In testimony in open court the defendant said she was in a hotel room with one of the Israeli youths with whom she had a relationship before others appeared and she was pinned down.
One defense witness, Marios Matsakis, a forensic pathologist who formerly worked for the state, said the woman's injuries were consistent with rape.
Prosecutors say she fabricated the allegation, angry at being filmed during sex.
The woman's lawyer, Justice Abroad’s Michael Polak, said that 'Although the defense team is very disappointed with the decision of the court having put a lot of effort into the lengthy trial process and after bringing expert evidence before the Court, we are not surprised by the result given the frequent refusal during the trial of the judge to consider evidence which supported the fact that the teenager had been raped."
Polak said the judge rejected questioning from "our Cypriot advocates, stating ‘this is not a rape case, I will not consider whether she was raped or not.'"
Polak added that "This will form a ground of appeal before the Supreme Court of Cyprus along with a number of other failings in the trial process which resulted in the teenager not receiving a fair trial."

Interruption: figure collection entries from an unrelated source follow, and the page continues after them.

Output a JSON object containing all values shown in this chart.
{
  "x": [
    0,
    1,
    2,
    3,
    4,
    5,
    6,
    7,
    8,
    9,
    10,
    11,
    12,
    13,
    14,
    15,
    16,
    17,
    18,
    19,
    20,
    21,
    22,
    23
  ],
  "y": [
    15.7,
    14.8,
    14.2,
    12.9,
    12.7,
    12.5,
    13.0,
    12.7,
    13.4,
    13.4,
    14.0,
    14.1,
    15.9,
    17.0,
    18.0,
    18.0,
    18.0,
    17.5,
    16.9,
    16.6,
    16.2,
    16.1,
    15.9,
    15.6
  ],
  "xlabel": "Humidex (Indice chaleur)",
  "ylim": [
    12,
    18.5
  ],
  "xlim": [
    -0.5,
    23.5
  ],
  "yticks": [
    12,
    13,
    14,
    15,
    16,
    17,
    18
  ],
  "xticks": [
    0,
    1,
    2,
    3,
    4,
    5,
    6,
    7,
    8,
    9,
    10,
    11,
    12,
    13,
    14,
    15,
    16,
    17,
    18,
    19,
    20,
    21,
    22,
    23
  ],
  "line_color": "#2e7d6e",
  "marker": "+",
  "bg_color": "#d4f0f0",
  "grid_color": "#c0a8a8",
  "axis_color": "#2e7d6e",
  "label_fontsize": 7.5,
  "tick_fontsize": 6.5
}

In November, a court in Cyprus rejected the claims of the woman that she had been forced by the police to sign a statement saying she had made up the story of an alleged gang rape by the Israelis.
The court in Famagusta ruled that her confession was admissible as evidence. In October, the woman testified about the events at night in the police station, saying she was forced to renounce her story about the alleged rape and that she was put under great pressure to sign the statements.
The judge said police detectives had acted properly when they took the woman’s statement, and she was accompanied by a welfare officer during her time in the police station – and no pressure had been put on her to change her story, reported the British Daily Mail.
In addition, the judge said she had not been mistreated, she was allowed bathroom breaks and received water to drink – as opposed to what she had claimed. The judge said she was not treated aggressively and was not promised anything; she made the statements of her own will. “I don’t find anything suspicious,’ said the judge, reported the Daily Mail.